Zanzibar’s Tourism Minister resigned because of a lack of alcohol
Renowned for its dream beaches and rich cultural heritage, the island of Zanzibar, a jewel of African tourism, is facing what some local media are calling an “alcohol crisis.” Beer and spirits are in such short supply that the tourism industry is worried it could lose tourists and revenue: “It’s high season and a large part of our turnover depends on alcohol sales,” a hotel owner in Paje, a seaside resort in the east of the island, told Newsendip. Tourism contributes to 27% of Zanzibar’s gross domestic product.
1 in 4 young Spanish people feel alone
A survey of 1,800 Spanish people between the ages of 16 and 29 shows that 1 in 4 young people feel alone and that isolation from the COVID-19 pandemic was a primary cause of loneliness for only 20% of cases. Unwanted loneliness was the most prevalent between the ages of 21 and 26. Further, 1 in 3 lonely youths suffer from mental health problems and 51% of young people who feel lonely have had suicidal thoughts. But a global study also shows that figures place Spain within the average across 142 countries.
Germany will not remove the word “race” from its constitution after all
Germany has abandoned plans to remove the word “race” from its constitution due to legal problems and reservations from the Jewish community.
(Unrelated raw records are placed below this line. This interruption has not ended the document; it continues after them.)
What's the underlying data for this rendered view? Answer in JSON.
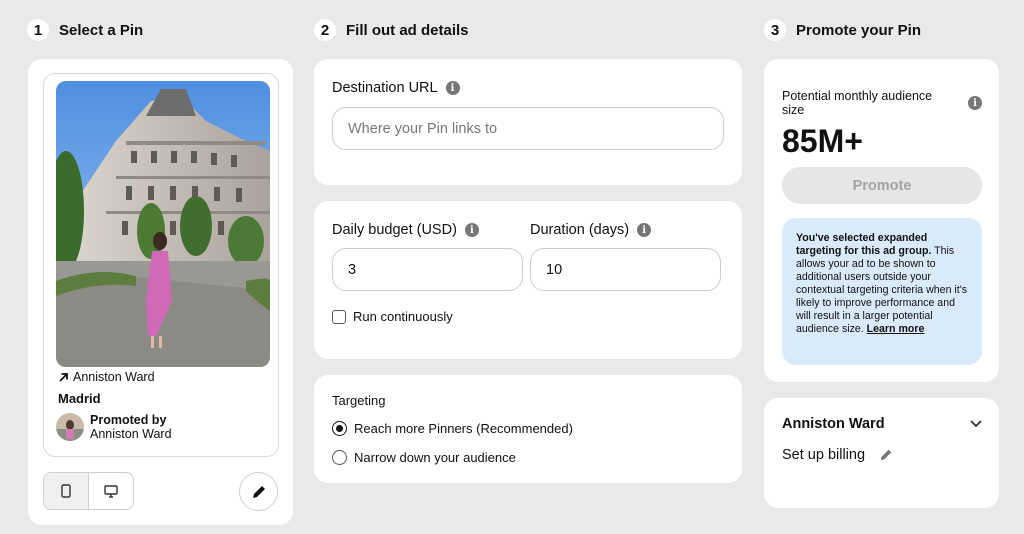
{
  "steps": [
    {
      "num": "1",
      "title": "Select a Pin"
    },
    {
      "num": "2",
      "title": "Fill out ad details"
    },
    {
      "num": "3",
      "title": "Promote your Pin"
    }
  ],
  "pin": {
    "destination": "Anniston Ward",
    "title": "Madrid",
    "promoted_by_label": "Promoted by",
    "promoted_by_name": "Anniston Ward",
    "image_icon": "photo-building-street"
  },
  "device_toggle": {
    "mobile_icon": "phone-icon",
    "desktop_icon": "monitor-icon",
    "selected": "mobile"
  },
  "destination_url": {
    "label": "Destination URL",
    "placeholder": "Where your Pin links to",
    "value": ""
  },
  "budget": {
    "label": "Daily budget (USD)",
    "value": "3"
  },
  "duration": {
    "label": "Duration (days)",
    "value": "10"
  },
  "run_continuously": {
    "label": "Run continuously",
    "checked": false
  },
  "targeting": {
    "label": "Targeting",
    "options": [
      {
        "label": "Reach more Pinners (Recommended)",
        "checked": true
      },
      {
        "label": "Narrow down your audience",
        "checked": false
      }
    ]
  },
  "audience": {
    "label": "Potential monthly audience size",
    "value": "85M+",
    "promote_label": "Promote",
    "notice_bold": "You've selected expanded targeting for this ad group.",
    "notice_text": " This allows your ad to be shown to additional users outside your contextual targeting criteria when it's likely to improve performance and will result in a larger potential audience size. ",
    "learn_more": "Learn more"
  },
  "account": {
    "name": "Anniston Ward",
    "billing_label": "Set up billing"
  },
  "colors": {
    "background": "#e9e9e9",
    "card": "#ffffff",
    "notice_bg": "#d9ebfb",
    "button_disabled": "#e6e6e6"
  }
}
Following the Black Lives Matter movement, German politicians called for removing the word “race” from the constitution. After the first bill in 2021, the parliamentary groups of Germany’s three ruling parties agreed to put this project “on the back burner” because no alternative could be found to “guarantee the same level of protection” from a legal perspective. In France, the term “race” was replaced by “sex” in 2018, with the new article stipulating that all citizens are equal “without distinction of sex, origin or religion.” Although the term was removed from the 1958 Constitution, it still appears in the 1946 Preamble, which is still in force in French law.
A spike in syphilis cases in Thailand
Syphilis infections in Thailand have more than doubled in five years, from 11 cases per 100,000 people in 2018 to 24.8 per 100,000 in 2023. Among young people, the syphilis infection rate grew threefold. Alarmed by the data, the Thai government announced late last month that it would distribute 95 million condoms for free. At the beginning of February, about 50 million Thai citizens were eligible to receive 10 condoms a week for one year. Authorities have also implemented the distribution of free condoms via vending machines in Bangkok.
Inflation in Argentina cooled in January. But for how long?
Argentina’s inflation rate cooled in January at 20.6%, which President Javier Milei sees as a notable achievement thanks to his controversial shock therapy economic plan. Assuming office in November, the president started by devaluing the peso by more than 50%, then slashed state subsidies and removed price controls. But the inflation may also experience a significant rebound as the OECD foresees inflation at 251% in 2024, up from its 135% forecast in November. Javier Milei also failed to pass 300 reforms packaged in a single “Omnibus bill” that included cutting resources for the environment and culture, increasing penalties for social protests, and changes to divorce laws, among others, which led to significant criticism and resistance from both legislators and the public. The far-right president called some members of Parliament “traitors” and now plans on governing by decrees without the Parliament.